Wood set out to write a fictional response, but something about the 1960s setting didn’t work – perhaps it was the fact that the ideas she was trying to relegate to history were still so pervasive. She moved her “promiscuous” girls to the near future, and followed her instincts. The result is a deeply disturbing – and yet highly readable – meditation on misogyny, violence, and incarceration.
Yolanda, Verla, and eight other young women wake up drugged and disoriented in an isolated sheep station. Their heads are shaved and they are leashed together and made to march in the blistering sun to be shown the massive electric fence containing them. Their keepers are acned Boncer, twitchy, insecure, and dangerous; dreadlocked hippy Teddy, whose penchant for yoga and whole foods doesn’t extend to an enlightened attitude towards women; and skinny, giggling Nancy, who abdicates responsibility by raiding the first aid supplies for pills, any pills.
As they adjust to their horrific new reality, the girls figure out what they have in common: involvement in some kind of high-profile sex scandal. Either people close to them have signed them up for this treatment, or they have been coerced into signing the paperwork themselves. The facility is owned by a shadowy corporate entity called Hardings (“dignity and respect in a safe and secure environment,” it says on the crockery they eat their packet noodles from). Their day-to-day incarceration has been subcontracted to Boncer, Teddy and Nancy, who don’t have much idea of what they are doing, but know are doing it for “the bonuses,” and enjoy experimenting with their arbitrary power using casual violence and abuse.

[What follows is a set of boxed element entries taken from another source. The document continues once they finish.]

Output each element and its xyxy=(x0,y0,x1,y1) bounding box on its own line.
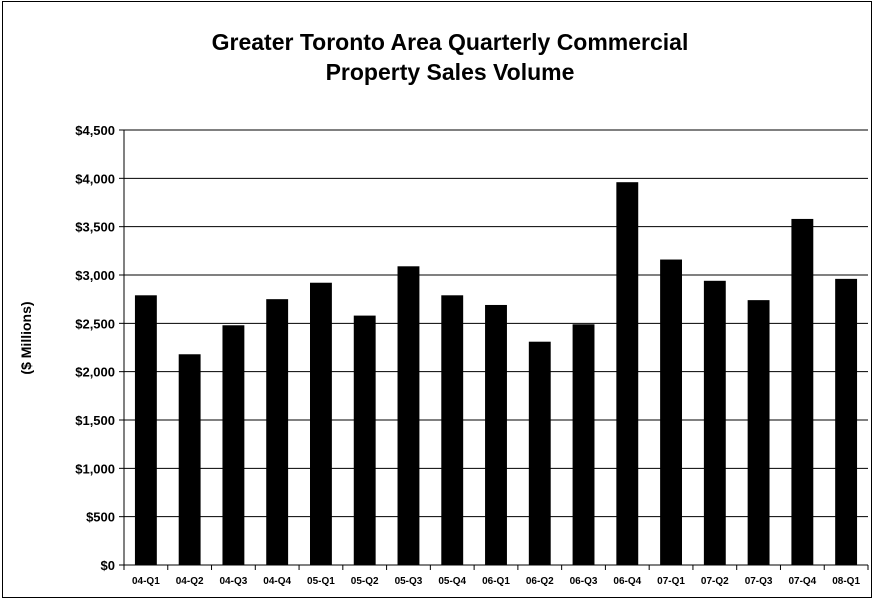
bar-08-Q1 xyxy=(835,278,858,565)
bar-06-Q2 xyxy=(528,341,551,565)
bar-chart: Greater Toronto Area Quarterly Commercia… xyxy=(18,29,869,587)
x-axis-ticks: 04-Q1 04-Q2 04-Q3 04-Q4 05-Q1 05-Q2 05-Q3 05-Q4… xyxy=(123,565,869,587)
bar-05-Q1 xyxy=(310,282,332,565)
x-tick-label: 05-Q4 xyxy=(438,576,466,587)
y-axis-ticks: $0 $500 $1,000 $1,500 $2,000 $2,500 $3,000 $3,5… xyxy=(75,123,124,573)
x-tick-label: 04-Q2 xyxy=(176,576,204,587)
bar-07-Q2 xyxy=(703,280,726,565)
x-tick-label: 05-Q2 xyxy=(351,576,379,587)
x-tick-label: 04-Q1 xyxy=(132,576,160,587)
x-tick-label: 06-Q2 xyxy=(526,576,554,587)
x-tick-label: 07-Q3 xyxy=(745,576,773,587)
y-tick-label: $3,000 xyxy=(75,268,115,283)
x-tick-label: 04-Q3 xyxy=(220,576,248,587)
x-tick-label: 06-Q4 xyxy=(613,576,641,587)
bar-07-Q4 xyxy=(791,218,814,565)
x-tick-label: 06-Q1 xyxy=(482,576,510,587)
bar-04-Q1 xyxy=(134,295,157,565)
bar-06-Q3 xyxy=(572,324,595,565)
bar-06-Q4 xyxy=(616,182,639,565)
bar-07-Q3 xyxy=(747,300,770,565)
x-tick-label: 07-Q1 xyxy=(657,576,685,587)
y-tick-label: $1,000 xyxy=(75,461,115,476)
x-tick-label: 08-Q1 xyxy=(832,576,860,587)
y-tick-label: $2,500 xyxy=(75,316,115,331)
x-tick-label: 06-Q3 xyxy=(570,576,598,587)
x-tick-label: 07-Q2 xyxy=(701,576,729,587)
chart-title-line-2: Property Sales Volume xyxy=(326,59,575,85)
x-tick-label: 05-Q3 xyxy=(395,576,423,587)
bar-05-Q2 xyxy=(353,315,376,565)
x-tick-label: 05-Q1 xyxy=(307,576,335,587)
bars xyxy=(134,182,858,565)
y-tick-label: $2,000 xyxy=(75,365,115,380)
y-tick-label: $4,500 xyxy=(75,123,115,138)
bar-05-Q4 xyxy=(441,295,464,565)
y-axis-label: ($ Millions) xyxy=(18,301,34,374)
bar-04-Q2 xyxy=(178,354,201,565)
y-tick-label: $1,500 xyxy=(75,413,115,428)
y-tick-label: $3,500 xyxy=(75,220,115,235)
bar-04-Q3 xyxy=(222,325,245,565)
bar-07-Q1 xyxy=(660,259,682,565)
y-tick-label: $4,000 xyxy=(75,171,115,186)
bar-05-Q3 xyxy=(397,266,420,565)
bar-06-Q1 xyxy=(485,304,507,565)
x-tick-label: 07-Q4 xyxy=(788,576,816,587)
chart-title-line-1: Greater Toronto Area Quarterly Commercia… xyxy=(212,29,689,55)
bar-04-Q4 xyxy=(266,299,289,565)
y-tick-label: $0 xyxy=(101,558,115,573)
y-tick-label: $500 xyxy=(86,510,115,525)
x-tick-label: 04-Q4 xyxy=(263,576,291,587)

As the weeks and then months pass, it becomes clear that Hardings has abandoned Boncer, Teddy and Nancy along with the girls, and the story turns into one of physical and psychological survival. Everyone develops their own coping strategies, some more damaging than others. There’s a growing hum of tension about who will eventually fall victim to Boncer’s sexual rage. We focus on Yolanda, who saves the group by learning to trap rabbits, becoming more and more like a wild animal herself, and Verla, who is intent on finding a death cap mushroom with which to murder Boncer.
Wood – whose last novel was called Animal People – has clearly thought a lot about what separates humans from animals. The trapped young women are dehumanised, but as time passes, their animal status becomes a source of fear rather than power for their captors. There’s a particularly satisfying passage when Teddy protests the use of the traps, oblivious to the irony of his complaint.

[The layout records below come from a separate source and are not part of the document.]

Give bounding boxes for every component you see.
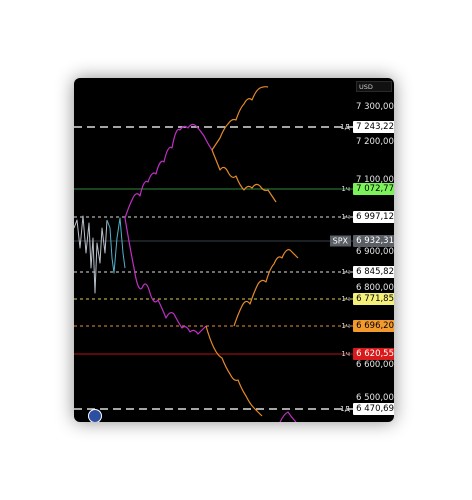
history-recent-line [106, 217, 126, 274]
price-tag: 7 243,22 [353, 121, 394, 133]
price-tag: 6 620,55 [353, 348, 394, 360]
projection-path-b-rise [233, 249, 299, 327]
price-tag: 6 997,12 [353, 211, 394, 223]
interval-label: 1ч [341, 185, 350, 193]
projection-path-b-top [211, 86, 269, 151]
interval-label: 1ч [341, 268, 350, 276]
axis-tick: 7 300,00 [356, 102, 394, 112]
axis-tick: 7 100,00 [356, 175, 394, 185]
price-tag: 6 845,82 [353, 266, 394, 278]
interval-label: 1ч [341, 350, 350, 358]
history-line [74, 215, 108, 294]
axis-tick: 6 600,00 [356, 360, 394, 370]
flag-icon[interactable] [88, 409, 102, 422]
price-tag: 6 771,85 [353, 293, 394, 305]
price-tag: 6 470,69 [353, 403, 394, 415]
price-axis[interactable]: 7 300,00 7 200,00 7 100,00 6 900,00 6 80… [353, 78, 394, 422]
projection-path-b-mid [211, 149, 277, 203]
axis-tick: 6 800,00 [356, 283, 394, 293]
interval-label: 1ч [341, 322, 350, 330]
price-tag: 7 072,77 [353, 183, 394, 195]
axis-tick: 6 500,00 [356, 393, 394, 403]
price-curves [74, 86, 299, 422]
interval-label: 1Д [340, 123, 350, 131]
level-lines [74, 126, 354, 410]
projection-path-b-fall [205, 325, 263, 417]
symbol-badge: SPX [329, 235, 351, 247]
interval-label: 1ч [341, 213, 350, 221]
projection-path-a-down [124, 217, 207, 335]
chart-window: USD 7 300,00 7 200,00 7 100,00 6 900,00 … [74, 78, 394, 422]
interval-label: 1Д [340, 405, 350, 413]
price-tag: 6 932,31 [353, 235, 394, 247]
currency-selector[interactable]: USD [356, 81, 392, 92]
price-plot[interactable] [74, 78, 354, 422]
axis-tick: 6 900,00 [356, 247, 394, 257]
projection-path-a-tail [279, 411, 297, 422]
projection-path-a-up [124, 123, 213, 219]
price-tag: 6 696,20 [353, 320, 394, 332]
axis-tick: 7 200,00 [356, 137, 394, 147]
interval-label: 1ч [341, 295, 350, 303]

“He frowns down and Verla knows he is thinking ugh at the two filthy girls, that he is freshly fearful of the lice eggs in their matted hair, of Verla stretched white with illness, of Yolanda and her rusted weaponry. He fears their thin feral bodies, their animal disease and power. ‘It’s cruel,’ he says, afraid. Together they snigger up at him, showing their small grey teeth.”
Everything is very contained. It’s as if Wood challenged herself to contain not only the girls, but the novel itself inside the electric fence. We only ever know what the girls know, the only backstory comes from their memories or what they overhear, and the only escape is in their subconscious and fevered dreams. When the end comes, we know even less about what awaits them, but we can tell it isn’t good.
When I finished this book, I felt worn down. Perhaps I’ve been watching too much crime drama about creepy attitudes towards women, or reading about too many rape cases. I’m getting kind of sick of it, but of course that’s the point. So was Wood and that’s why she wrote this.
It’s been called The Handmaid’s Tale meets Lord of the Flies, and both are valid comparisons, but Wood’s work has a dreamier and more subconscious quality. She was inspired, in part, by the French sculptor Louise Bourgeois, known for her works containing female body parts in cages. In many ways The Natural Way of Things is a literary equivalent. The presence of cage isn’t explained, nor its contents, yet it leaves a searing impression of something both terrifying and familiar that stays with you long after you look away.